How many pubs are there in Bristol?
We don’t know exactly, and don’t need to know at this stage, but we’ve seen estimates of about 450 which feels about right.

How are you defining ‘pub’?
We’re not — we want to be flexible and retain the right to play it by ear. Having said that, if we can walk in off the street, buy draught beer without feeling obliged to order food, and take a seat without reserving a table, then it’s probably a pub. In other words, we’re going broad rather than narrow, including tap rooms, bars, social clubs, and maybe even some cafés.

What counts as Bristol?
We keep changing our minds but probably the Bristol Built-up Area. Again, this won’t become an issue for a while — there are plenty of obviously-in-Bristol pubs to tackle before we start worrying about marginal cases, but we do particularly want to tackle suburban pubs and those on the outskirts, while still finding some way to limit the challenge.

UPDATE 04.06.2023: Which are the best pubs you’ve visited?
Because this keeps coming up, we put together a guide to (in our opinion) the best pubs in Bristol.

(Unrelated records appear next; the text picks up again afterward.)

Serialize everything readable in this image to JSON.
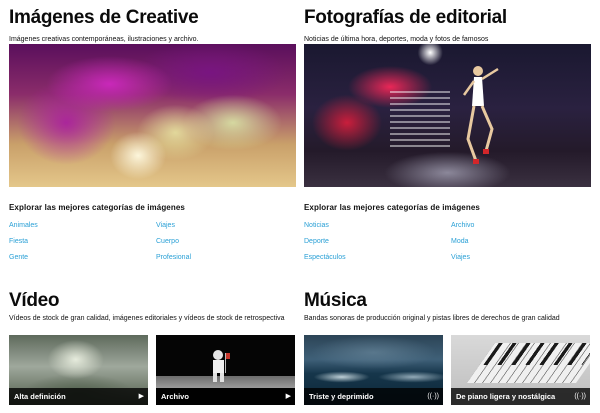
{
  "creative": {
    "title": "Imágenes de Creative",
    "subtitle": "Imágenes creativas contemporáneas, ilustraciones y archivo.",
    "explore_heading": "Explorar las mejores categorías de imágenes",
    "links": [
      "Animales",
      "Viajes",
      "Fiesta",
      "Cuerpo",
      "Gente",
      "Profesional"
    ]
  },
  "editorial": {
    "title": "Fotografías de editorial",
    "subtitle": "Noticias de última hora, deportes, moda y fotos de famosos",
    "explore_heading": "Explorar las mejores categorías de imágenes",
    "links": [
      "Noticias",
      "Archivo",
      "Deporte",
      "Moda",
      "Espectáculos",
      "Viajes"
    ]
  },
  "video": {
    "title": "Vídeo",
    "subtitle": "Vídeos de stock de gran calidad, imágenes editoriales y vídeos de stock de retrospectiva",
    "thumbs": [
      {
        "label": "Alta definición",
        "icon": "play-icon"
      },
      {
        "label": "Archivo",
        "icon": "play-icon"
      }
    ]
  },
  "music": {
    "title": "Música",
    "subtitle": "Bandas sonoras de producción original y pistas libres de derechos de gran calidad",
    "thumbs": [
      {
        "label": "Triste y deprimido",
        "icon": "audio-icon"
      },
      {
        "label": "De piano ligera y nostálgica",
        "icon": "audio-icon"
      }
    ]
  },
  "colors": {
    "link": "#2aa0d6",
    "text": "#111111",
    "label_bg": "#000000"
  }
}
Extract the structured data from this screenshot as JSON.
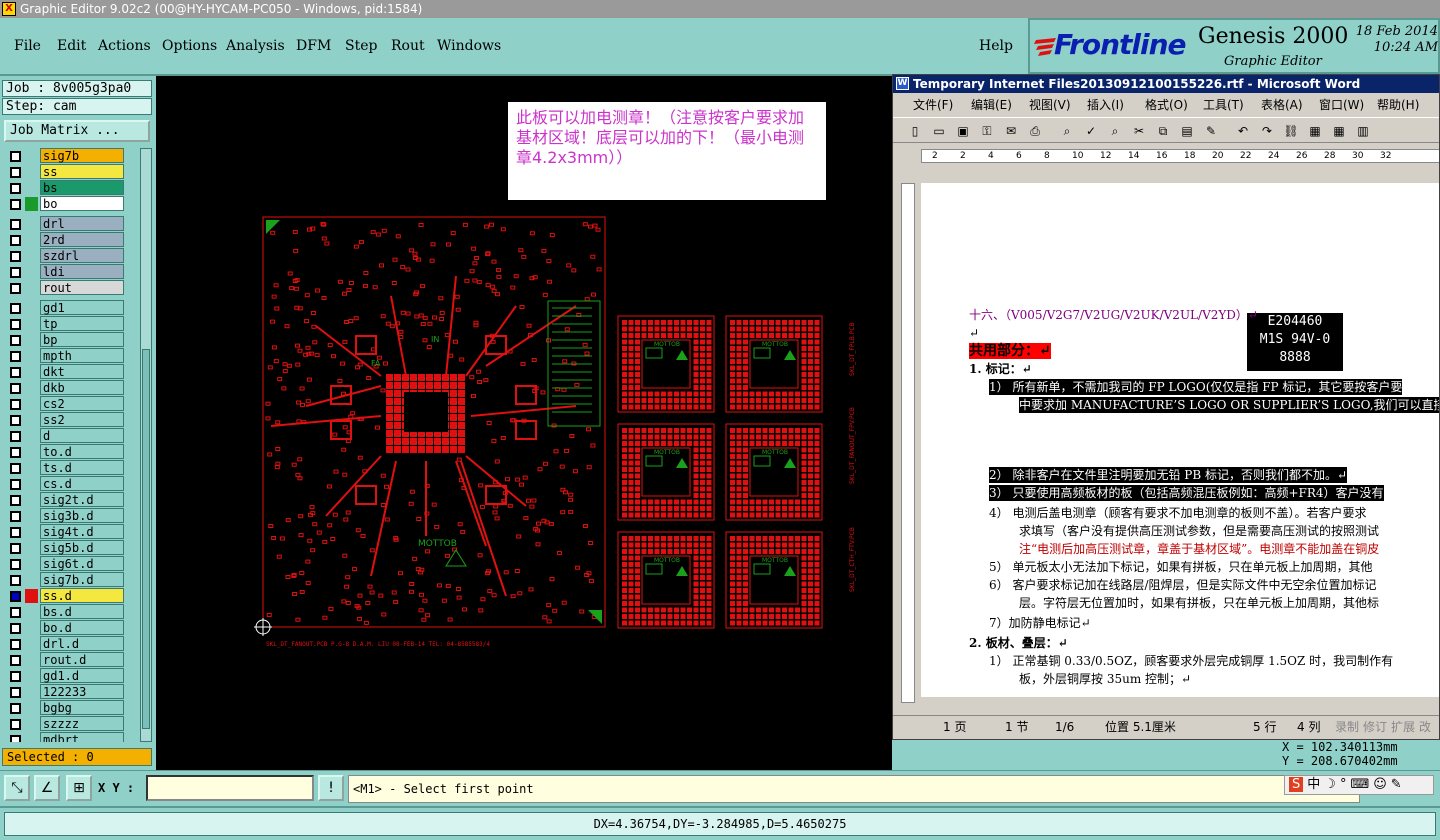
{
  "window": {
    "title": "Graphic Editor 9.02c2 (00@HY-HYCAM-PC050 - Windows, pid:1584)",
    "icon": "X"
  },
  "menu": [
    "File",
    "Edit",
    "Actions",
    "Options",
    "Analysis",
    "DFM",
    "Step",
    "Rout",
    "Windows"
  ],
  "help": "Help",
  "logo": {
    "brand": "Frontline",
    "product": "Genesis 2000",
    "subtitle": "Graphic Editor",
    "date": "18 Feb 2014",
    "time": "10:24 AM"
  },
  "left": {
    "job": "Job : 8v005g3pa0",
    "step": "Step: cam",
    "job_matrix": "Job Matrix ...",
    "selected": "Selected : 0",
    "layers": [
      {
        "name": "sig7b",
        "bg": "#f4b000",
        "sw": ""
      },
      {
        "name": "ss",
        "bg": "#f4e840",
        "sw": ""
      },
      {
        "name": "bs",
        "bg": "#1a9a6a",
        "sw": ""
      },
      {
        "name": "bo",
        "bg": "#ffffff",
        "sw": "#1a9a2a"
      },
      {
        "name": "",
        "bg": "",
        "sw": "",
        "gap": true
      },
      {
        "name": "drl",
        "bg": "#9ab0c0",
        "sw": ""
      },
      {
        "name": "2rd",
        "bg": "#9ab0c0",
        "sw": ""
      },
      {
        "name": "szdrl",
        "bg": "#9ab0c0",
        "sw": ""
      },
      {
        "name": "ldi",
        "bg": "#9ab0c0",
        "sw": ""
      },
      {
        "name": "rout",
        "bg": "#d8d8d8",
        "sw": ""
      },
      {
        "name": "",
        "bg": "",
        "sw": "",
        "gap": true
      },
      {
        "name": "gd1",
        "bg": "#8fd0c8",
        "sw": ""
      },
      {
        "name": "tp",
        "bg": "#8fd0c8",
        "sw": ""
      },
      {
        "name": "bp",
        "bg": "#8fd0c8",
        "sw": ""
      },
      {
        "name": "mpth",
        "bg": "#8fd0c8",
        "sw": ""
      },
      {
        "name": "dkt",
        "bg": "#8fd0c8",
        "sw": ""
      },
      {
        "name": "dkb",
        "bg": "#8fd0c8",
        "sw": ""
      },
      {
        "name": "cs2",
        "bg": "#8fd0c8",
        "sw": ""
      },
      {
        "name": "ss2",
        "bg": "#8fd0c8",
        "sw": ""
      },
      {
        "name": "d",
        "bg": "#8fd0c8",
        "sw": ""
      },
      {
        "name": "to.d",
        "bg": "#8fd0c8",
        "sw": ""
      },
      {
        "name": "ts.d",
        "bg": "#8fd0c8",
        "sw": ""
      },
      {
        "name": "cs.d",
        "bg": "#8fd0c8",
        "sw": ""
      },
      {
        "name": "sig2t.d",
        "bg": "#8fd0c8",
        "sw": ""
      },
      {
        "name": "sig3b.d",
        "bg": "#8fd0c8",
        "sw": ""
      },
      {
        "name": "sig4t.d",
        "bg": "#8fd0c8",
        "sw": ""
      },
      {
        "name": "sig5b.d",
        "bg": "#8fd0c8",
        "sw": ""
      },
      {
        "name": "sig6t.d",
        "bg": "#8fd0c8",
        "sw": ""
      },
      {
        "name": "sig7b.d",
        "bg": "#8fd0c8",
        "sw": ""
      },
      {
        "name": "ss.d",
        "bg": "#f4e840",
        "sw": "#e01010",
        "active": true
      },
      {
        "name": "bs.d",
        "bg": "#8fd0c8",
        "sw": ""
      },
      {
        "name": "bo.d",
        "bg": "#8fd0c8",
        "sw": ""
      },
      {
        "name": "drl.d",
        "bg": "#8fd0c8",
        "sw": ""
      },
      {
        "name": "rout.d",
        "bg": "#8fd0c8",
        "sw": ""
      },
      {
        "name": "gd1.d",
        "bg": "#8fd0c8",
        "sw": ""
      },
      {
        "name": "122233",
        "bg": "#8fd0c8",
        "sw": ""
      },
      {
        "name": "bgbg",
        "bg": "#8fd0c8",
        "sw": ""
      },
      {
        "name": "szzzz",
        "bg": "#8fd0c8",
        "sw": ""
      },
      {
        "name": "mdbrt",
        "bg": "#8fd0c8",
        "sw": ""
      }
    ]
  },
  "canvas": {
    "note": "此板可以加电测章！（注意按客户要求加基材区域！底层可以加的下！（最小电测章4.2x3mm））",
    "pcb_caption": "SKL_DT_FANOUT.PCB     P.G-8     D.A.M. LIU  08-FEB-14  TEL: 04-8585583/4",
    "board_labels": [
      "IN",
      "FA",
      "MOTTOB"
    ],
    "side_labels": [
      "SKL_DT_FPLB.PCB",
      "SKL_DT_FANOUT_FPV.PCB",
      "SKL_DT_CTH_FTV.PCB"
    ],
    "unit_label": "MOTTOB"
  },
  "word": {
    "title": "Temporary Internet Files20130912100155226.rtf - Microsoft Word",
    "menu": [
      "文件(F)",
      "编辑(E)",
      "视图(V)",
      "插入(I)",
      "格式(O)",
      "工具(T)",
      "表格(A)",
      "窗口(W)",
      "帮助(H)"
    ],
    "ruler_nums": [
      "2",
      "2",
      "4",
      "6",
      "8",
      "10",
      "12",
      "14",
      "16",
      "18",
      "20",
      "22",
      "24",
      "26",
      "28",
      "30",
      "32"
    ],
    "lines": [
      {
        "t": "十六、（V005/V2G7/V2UG/V2UK/V2UL/V2YD）↵",
        "c": "#800080"
      },
      {
        "t": "↵",
        "c": "#000"
      },
      {
        "t": "共用部分：↵",
        "c": "#000",
        "bg": "#ff0000"
      },
      {
        "t": "1.  标记：↵",
        "c": "#000",
        "b": true
      },
      {
        "t": "1） 所有新单，不需加我司的 FP LOGO(仅仅是指 FP 标记，其它要按客户要",
        "hl": true
      },
      {
        "t": "中要求加 MANUFACTURE’S LOGO OR SUPPLIER’S LOGO,我们可以直接",
        "hl": true
      },
      {
        "t": "2） 除非客户在文件里注明要加无铅 PB 标记，否则我们都不加。↵",
        "hl": true
      },
      {
        "t": "3） 只要使用高频板材的板（包括高频混压板例如：高频+FR4）客户没有",
        "hl": true
      },
      {
        "t": "4） 电测后盖电测章（顾客有要求不加电测章的板则不盖）。若客户要求",
        "c": "#000"
      },
      {
        "t": "求填写（客户没有提供高压测试参数，但是需要高压测试的按照测试",
        "c": "#000"
      },
      {
        "t": "注“电测后加高压测试章，章盖于基材区域”。电测章不能加盖在铜皮",
        "c": "#c00000"
      },
      {
        "t": "5） 单元板太小无法加下标记，如果有拼板，只在单元板上加周期，其他",
        "c": "#000"
      },
      {
        "t": "6） 客户要求标记加在线路层/阻焊层，但是实际文件中无空余位置加标记",
        "c": "#000"
      },
      {
        "t": "层。字符层无位置加时，如果有拼板，只在单元板上加周期，其他标",
        "c": "#000"
      },
      {
        "t": "7）加防静电标记↵",
        "c": "#000"
      },
      {
        "t": "2.  板材、叠层：↵",
        "c": "#000",
        "b": true
      },
      {
        "t": "1） 正常基铜 0.33/0.5OZ，顾客要求外层完成铜厚 1.5OZ 时，我司制作有",
        "c": "#000"
      },
      {
        "t": "板，外层铜厚按 35um 控制；↵",
        "c": "#000"
      }
    ],
    "logo_block": [
      "E204460",
      "M1S 94V-0",
      "8888"
    ],
    "status": {
      "page": "1 页",
      "section": "1 节",
      "pages": "1/6",
      "pos": "位置 5.1厘米",
      "line": "5 行",
      "col": "4 列",
      "rec": "录制",
      "trk": "修订",
      "ext": "扩展",
      "ovr": "改写"
    }
  },
  "coords": {
    "x": "X = 102.340113mm",
    "y": "Y = 208.670402mm"
  },
  "bottom": {
    "xy_label": "X Y :",
    "xy_value": "",
    "prompt": "<M1> - Select first point",
    "status": "DX=4.36754,DY=-3.284985,D=5.4650275",
    "ime": "中"
  },
  "colors": {
    "panel": "#8fd0c8",
    "pcb_red": "#e01010",
    "pcb_green": "#1aa01a"
  }
}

We’ve updated it several times to take account of changes and new discoveries.

9 replies on “Every Pub in Bristol: The First 100”

You must live right by me. I find it odd that you haven’t listed any of the pubs on King Street. Is this deliberate?

In terms of this specific blog post, it’s because we haven’t been to any of them more than once since we moved here in July. That’s what the list is, no more, no less.

*Why* we haven’t been is I suppose the underlying question.

It must be partly because we went to them quite often between 2013-now so the novelty has worn off. The King Street run is great if you’re visiting town and staying in a central hotel (as we often were) but when you live here doesn’t feel quite as exciting.

But that doesn’t apply to the Grain Barge or Barley Mow which we do keep going back to so, hmm, let me try to put it in words.

Our last trip to Small Bar was a bit of a wash out — none of the beer on offer really thrilled us and we ended up perched on uncomfortable seats near the bogs struggling to get through what we did order.

And the FRNV, which I guess is the other big hitter, seems to be either so busy we can’t get to the bar or unnervingly cold and quiet. Needs some sort of surgery to fix its atmosphere.

We like pubby pubs, more now than ever, rather than bars. BrewDog, one of few out-and-out craft places we have visited repeatedly, is relatively cosy, if not exactly pub-like.

Fair enough. I would have thought the King William Ale House would be up your street. Have you been to the Bag of Nails yet?

The King William is OK and we’ve been a few times, but only once since moving here. We had fun that time but, again, it tends to be either rammed with stag parties or a bit desolate. It’s a particular problem with those central locations, I think.

We have been to the Bag of Nails but only once since moving here. Here’s what we wrote a few years ago. To be honest, though, I don’t much care for cats so while I understand that’s a draw for some people, it really puts me off.

Hello both, its a long time since I went drinking in Bristol nut on the three occasions I have I really enjoyed it. Although this is therefore a decade out of date question, have you ever been to the Mrytle Tree round the corner from the Bag o Nails, which used to have a Wadworths sign and livery, is it still open, and does it still serve bass from the cask? Me and WF went in on our first rip to Bristol and have been back twice. It was, then, a proper traditional boozer selling inexpensive Bass from he barrel. Not making any promises though!

That would seem to support the c.450 number in the area we’re covering. (My parents have a BS postcode but live in a village miles away in Somerset.)

The Aviator (Chandos Road) is nice, craft so no foaming pints of brown bitter, (sadly), but some great beer nonetheless and a friendly, chilled vibe.